A Justiça Eleitoral determinou a cassação do mandato do vereador, eleito e diplomado, Natan da Carroceria (Avante), eleito em Vitória da Conquista nas Eleições de 2024. A sentença, assinada pelo juiz Rodrigo Souza Britto, concluiu que o partido cometeu fraude ao registrar candidaturas para atender à cota de gênero, exigência legal de no mínimo 30% de participação feminina. Com a anulação de todos os votos do Avante, a delegada Gabriela Garrido (PV) foi indicada para assumir a vaga na Câmara Municipal.
O processo investigou irregularidades no Demonstrativo de Regularidade de Atos Partidários (DRAP) do Avante, determinando sua cassação e a redistribuição dos votos da legenda. A decisão também tornou inelegível por oito anos Gilvaneide Teixeira dos Santos, apontada como articuladora da fraude. A Lei Complementar nº 64/90, que trata da inelegibilidade, foi a base legal para a punição.
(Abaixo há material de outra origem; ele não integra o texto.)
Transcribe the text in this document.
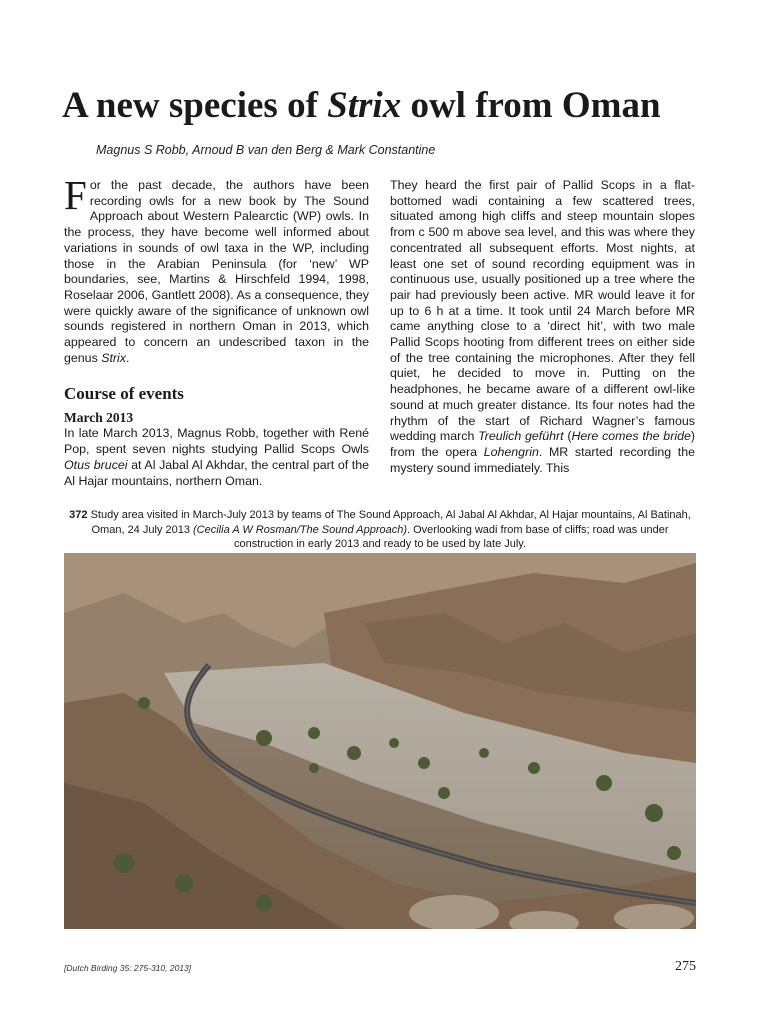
A new species of Strix owl from Oman
Magnus S Robb, Arnoud B van den Berg & Mark Constantine

For the past decade, the authors have been recording owls for a new book by The Sound Approach about Western Palearctic (WP) owls. In the process, they have become well informed about variations in sounds of owl taxa in the WP, including those in the Arabian Peninsula (for ‘new’ WP boundaries, see, Martins & Hirschfeld 1994, 1998, Roselaar 2006, Gantlett 2008). As a consequence, they were quickly aware of the significance of unknown owl sounds registered in northern Oman in 2013, which appeared to concern an undescribed taxon in the genus Strix.

Course of events
March 2013

In late March 2013, Magnus Robb, together with René Pop, spent seven nights studying Pallid Scops Owls Otus brucei at Al Jabal Al Akhdar, the central part of the Al Hajar mountains, northern Oman.

They heard the first pair of Pallid Scops in a flat-bottomed wadi containing a few scattered trees, situated among high cliffs and steep mountain slopes from c 500 m above sea level, and this was where they concentrated all subsequent efforts. Most nights, at least one set of sound recording equipment was in continuous use, usually positioned up a tree where the pair had previously been active. MR would leave it for up to 6 h at a time. It took until 24 March before MR came anything close to a ‘direct hit’, with two male Pallid Scops hooting from different trees on either side of the tree containing the microphones. After they fell quiet, he decided to move in. Putting on the headphones, he became aware of a different owl-like sound at much greater distance. Its four notes had the rhythm of the start of Richard Wagner’s famous wedding march Treulich geführt (Here comes the bride) from the opera Lohengrin. MR started recording the mystery sound immediately. This

372 Study area visited in March-July 2013 by teams of The Sound Approach, Al Jabal Al Akhdar, Al Hajar mountains, Al Batinah, Oman, 24 July 2013 (Cecilia A W Rosman/The Sound Approach). Overlooking wadi from base of cliffs; road was under construction in early 2013 and ready to be used by late July.
[Dutch Birding 35: 275-310, 2013]	275
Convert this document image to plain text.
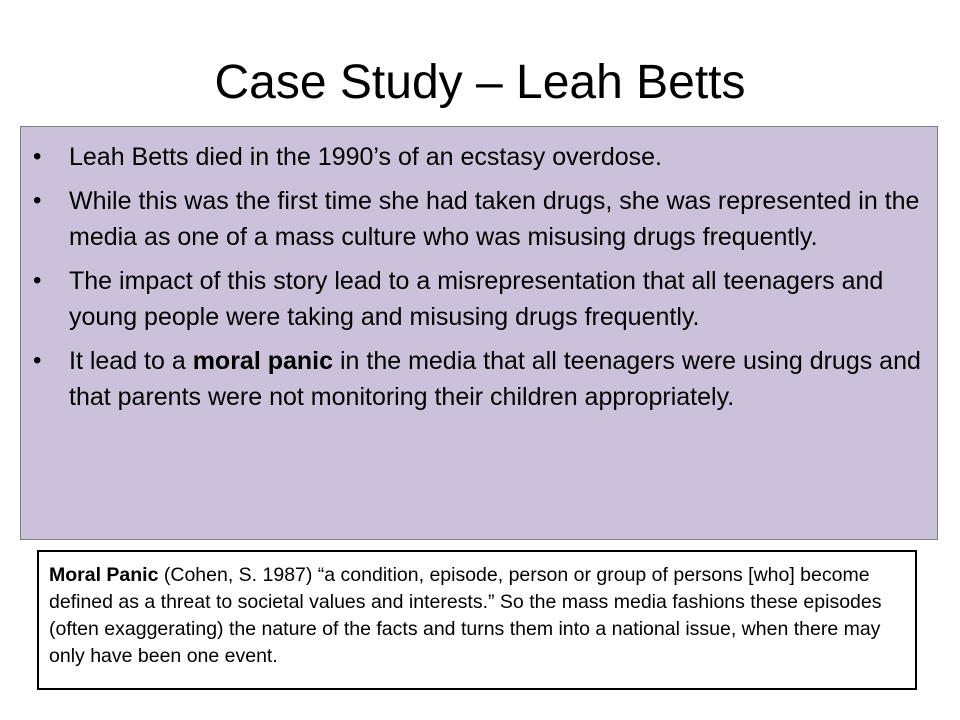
Case Study – Leah Betts
•	Leah Betts died in the 1990’s of an ecstasy overdose.
•	While this was the first time she had taken drugs, she was represented in the media as one of a mass culture who was misusing drugs frequently.
•	The impact of this story lead to a misrepresentation that all teenagers and young people were taking and misusing drugs frequently.
•	It lead to a moral panic in the media that all teenagers were using drugs and that parents were not monitoring their children appropriately.
Moral Panic (Cohen, S. 1987) “a condition, episode, person or group of persons [who] become defined as a threat to societal values and interests.” So the mass media fashions these episodes (often exaggerating) the nature of the facts and turns them into a national issue, when there may only have been one event.
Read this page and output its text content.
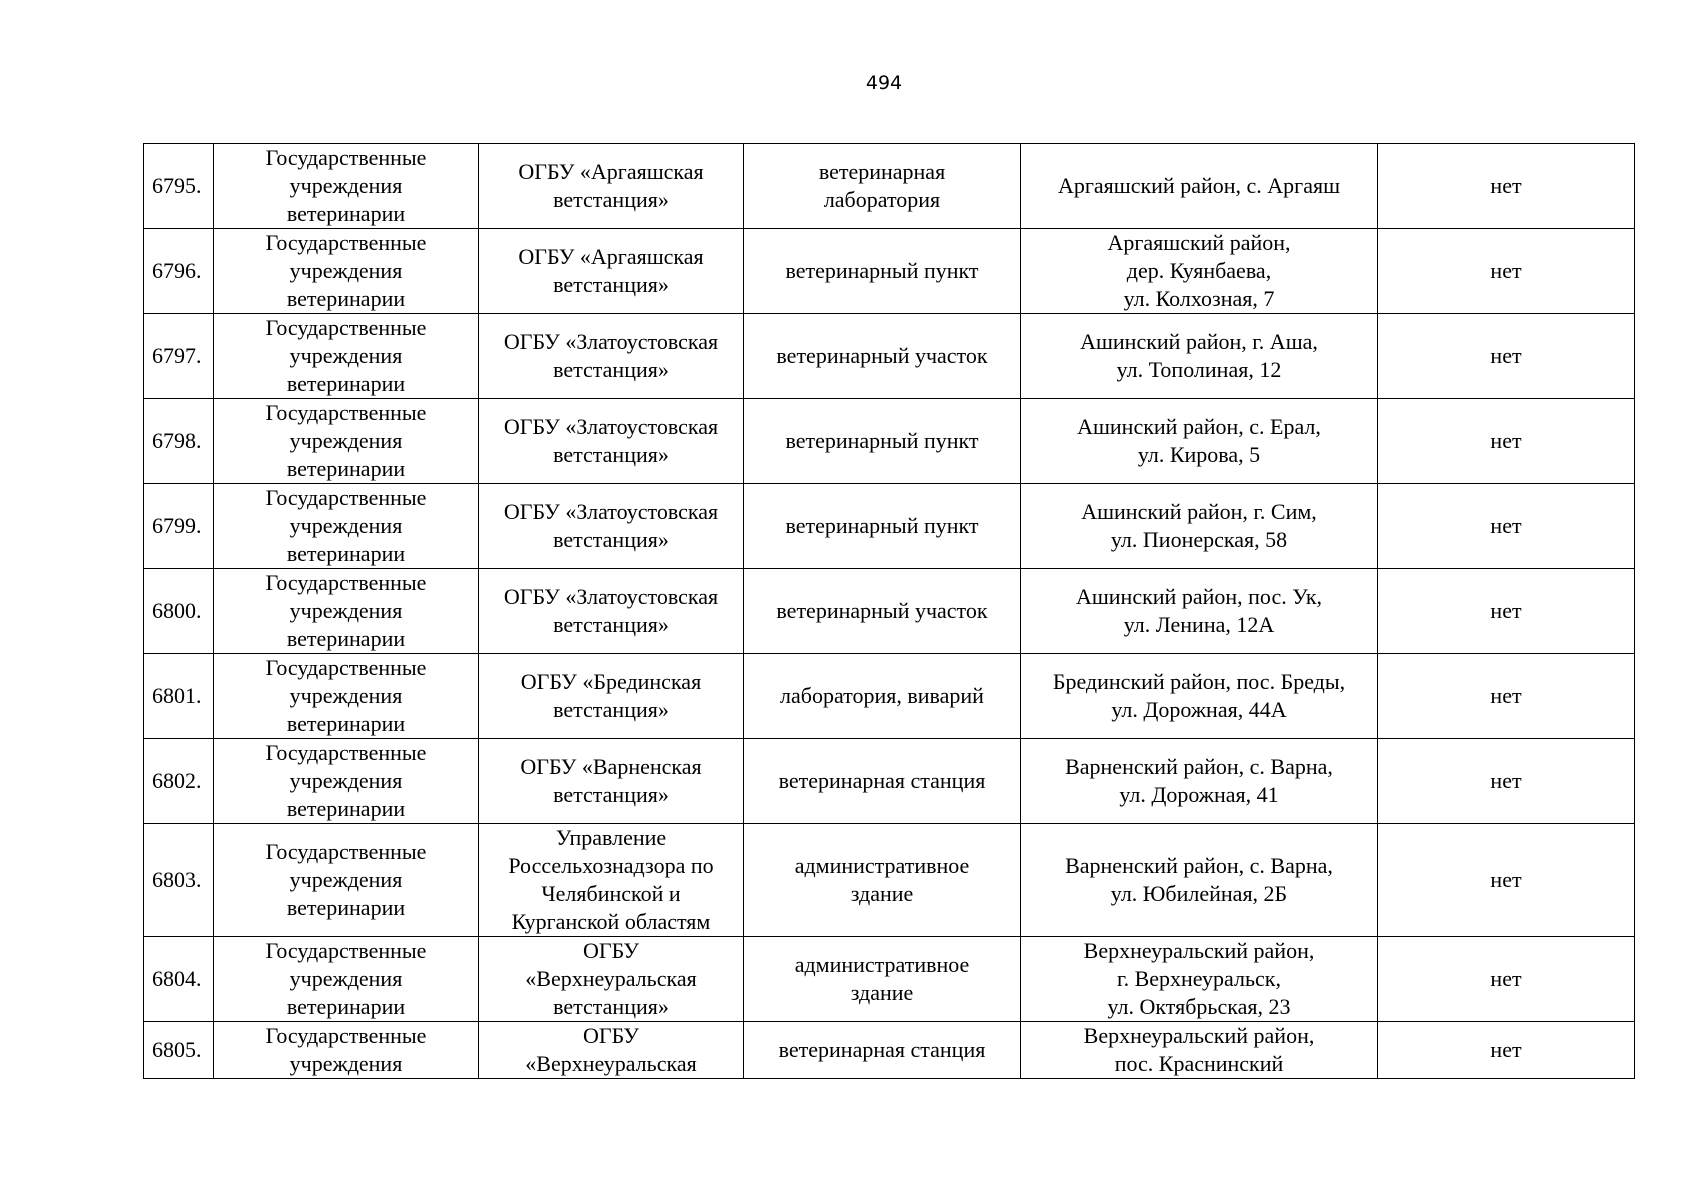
494
6795.	Государственные
учреждения
ветеринарии	ОГБУ «Аргаяшская
ветстанция»	ветеринарная
лаборатория	Аргаяшский район, с. Аргаяш	нет
6796.	Государственные
учреждения
ветеринарии	ОГБУ «Аргаяшская
ветстанция»	ветеринарный пункт	Аргаяшский район,
дер. Куянбаева,
ул. Колхозная, 7	нет
6797.	Государственные
учреждения
ветеринарии	ОГБУ «Златоустовская
ветстанция»	ветеринарный участок	Ашинский район, г. Аша,
ул. Тополиная, 12	нет
6798.	Государственные
учреждения
ветеринарии	ОГБУ «Златоустовская
ветстанция»	ветеринарный пункт	Ашинский район, с. Ерал,
ул. Кирова, 5	нет
6799.	Государственные
учреждения
ветеринарии	ОГБУ «Златоустовская
ветстанция»	ветеринарный пункт	Ашинский район, г. Сим,
ул. Пионерская, 58	нет
6800.	Государственные
учреждения
ветеринарии	ОГБУ «Златоустовская
ветстанция»	ветеринарный участок	Ашинский район, пос. Ук,
ул. Ленина, 12А	нет
6801.	Государственные
учреждения
ветеринарии	ОГБУ «Брединская
ветстанция»	лаборатория, виварий	Брединский район, пос. Бреды,
ул. Дорожная, 44А	нет
6802.	Государственные
учреждения
ветеринарии	ОГБУ «Варненская
ветстанция»	ветеринарная станция	Варненский район, с. Варна,
ул. Дорожная, 41	нет
6803.	Государственные
учреждения
ветеринарии	Управление
Россельхознадзора по
Челябинской и
Курганской областям	административное
здание	Варненский район, с. Варна,
ул. Юбилейная, 2Б	нет
6804.	Государственные
учреждения
ветеринарии	ОГБУ
«Верхнеуральская
ветстанция»	административное
здание	Верхнеуральский район,
г. Верхнеуральск,
ул. Октябрьская, 23	нет
6805.	Государственные
учреждения	ОГБУ
«Верхнеуральская	ветеринарная станция	Верхнеуральский район,
пос. Краснинский	нет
Com a reformulação dos quocientes eleitoral e partidário, Gabriela Garrido, do Partido Verde, foi a maior beneficiada, herdando a cadeira de Natan. Conhecida por sua trajetória na segurança pública e pela defesa dos direitos das mulheres, a delegada representa uma nova dinâmica no legislativo municipal. Nem o vereador cassado nem o partido Avante se pronunciaram até o momento. A decisão gerou repercussão entre eleitores e especialistas em direito eleitoral, que apontam para a necessidade de maior fiscalização no cumprimento da cota de gênero. Para muitos, a chegada de Garrido à Câmara pode simbolizar uma renovação necessária no cenário político de Vitória da Conquista.